Il tracollo di un sindaco tentenna

di Gaetano Pedullà

Come si fa a vincere una partita se non si riesce nemmeno a formare la squadra da mettere in campo? Nel match della vita dei Cinque Stelle, il primo vero banco di prova sulla loro capacità di governare una grande città come Roma, il passo di marcia è imbarazzante. Nella scelta degli assessori, dei dirigenti amministrativi e dei manager si era già rivelata una certa improvvisazione, ma ora siamo alle comiche, con il giudice De Dominicis scaricato dal sindaco Raggi prima ancora di entrare in giunta per sostituire il dimissionario Minenna. Naturale che il mini direttorio incaricato di “tutelare” il Campidoglio sia scappato a gambe levate, prendendo le distanze da un primo cittadino palesemente inadeguato oltre che vittima della guerra di potere nel Movimento. Un caos che Grillo fa male nel liquidare con un fantomatico complotto dei giornali per screditare i Cinque Stelle. E che permette a un signore come Di Battista – di certo non eletto dai romani per rappresentarli al Comune – di scalzare la sindaca tentenna e impossessarsi delle sue prerogative per bocciare ufficialmente la candidatura della città alle Olimpiadi. L’ennesimo schiaffo agli elettori.

  • Saverio Schinzari

    Complotto c’è stato e come da parte dei giornali e dei mass-media televisivi. Come si può ignorare lo spiegamento di forze contro la Raggi, il cui unico peccato è stato quello, questo si’, di non aver preparato in tempo debito i nomi dei probabili assessori ? Ricordo che su Sala a Milano bugiardo quanto se non più della Raggi, nessun spiegamento di forze si è visto.
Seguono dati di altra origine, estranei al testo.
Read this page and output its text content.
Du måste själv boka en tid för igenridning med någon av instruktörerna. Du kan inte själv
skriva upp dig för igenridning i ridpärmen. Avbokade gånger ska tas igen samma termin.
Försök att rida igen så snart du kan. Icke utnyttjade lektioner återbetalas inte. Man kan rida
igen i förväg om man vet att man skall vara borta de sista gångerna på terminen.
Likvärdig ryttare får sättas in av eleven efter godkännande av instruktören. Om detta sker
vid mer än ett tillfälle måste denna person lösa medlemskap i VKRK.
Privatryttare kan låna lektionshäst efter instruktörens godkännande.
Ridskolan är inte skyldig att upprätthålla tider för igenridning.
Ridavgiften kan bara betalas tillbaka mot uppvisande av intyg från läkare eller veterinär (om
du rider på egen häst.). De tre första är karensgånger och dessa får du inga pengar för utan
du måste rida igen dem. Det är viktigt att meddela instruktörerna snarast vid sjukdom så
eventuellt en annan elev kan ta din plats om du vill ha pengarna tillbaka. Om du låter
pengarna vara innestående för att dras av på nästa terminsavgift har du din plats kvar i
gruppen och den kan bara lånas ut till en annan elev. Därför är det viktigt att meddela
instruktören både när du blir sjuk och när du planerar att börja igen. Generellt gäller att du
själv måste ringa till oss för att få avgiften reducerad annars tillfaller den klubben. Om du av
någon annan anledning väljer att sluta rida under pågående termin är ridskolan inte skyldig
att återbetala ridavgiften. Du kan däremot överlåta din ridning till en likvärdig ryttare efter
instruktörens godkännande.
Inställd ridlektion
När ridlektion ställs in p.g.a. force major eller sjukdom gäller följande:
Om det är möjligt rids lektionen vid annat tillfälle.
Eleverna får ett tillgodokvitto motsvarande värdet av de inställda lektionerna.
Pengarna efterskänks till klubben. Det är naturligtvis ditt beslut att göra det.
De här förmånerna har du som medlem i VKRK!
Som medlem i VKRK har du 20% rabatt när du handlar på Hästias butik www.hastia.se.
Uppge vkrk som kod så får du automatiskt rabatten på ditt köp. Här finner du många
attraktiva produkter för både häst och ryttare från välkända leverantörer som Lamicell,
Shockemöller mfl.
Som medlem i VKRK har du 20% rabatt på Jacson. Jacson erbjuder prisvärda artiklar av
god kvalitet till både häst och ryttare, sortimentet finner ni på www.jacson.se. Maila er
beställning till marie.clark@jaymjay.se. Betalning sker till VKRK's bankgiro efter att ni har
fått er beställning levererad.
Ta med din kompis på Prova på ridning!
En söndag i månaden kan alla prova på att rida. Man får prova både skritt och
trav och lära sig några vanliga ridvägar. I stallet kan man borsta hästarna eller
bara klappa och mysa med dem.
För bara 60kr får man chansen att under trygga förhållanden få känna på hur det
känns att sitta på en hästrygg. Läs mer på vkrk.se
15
Sala non è stato accerchiato da nessuno, ha fatto e disfatto più della Raggi, e se alla sindaca di Roma va riconosciuta l’attenuante di ” novizia “, a questo signore nessuna attenuante. Due stupide bugie, di cui i 5 Stelle ne potevano fare a meno, hanno avvitato gli stessi su un giustizialismo sterile e superfluo nel caso specifico. Dovrebbero quanto prima chiarire quali siano i limiti giudiziari per cui un assessore dovrebbe essere sfiduciato. Indagine in atto ? Avviso di garanzia senza aspettare il processo ? Attendere il giudizio di secondo grado oppure anche il parere della Cassazione ? Ecco fin quando non saranno sciolti a chiare lettere questi quesiti, gli errori di valutazione sono dietro l’angolo. Ed in questo la Raggi non è l’unica colpevole. Per il momento, sperando che possa trovare rapidamente un nuovo assessore al bilancio, lasciamola lavorare.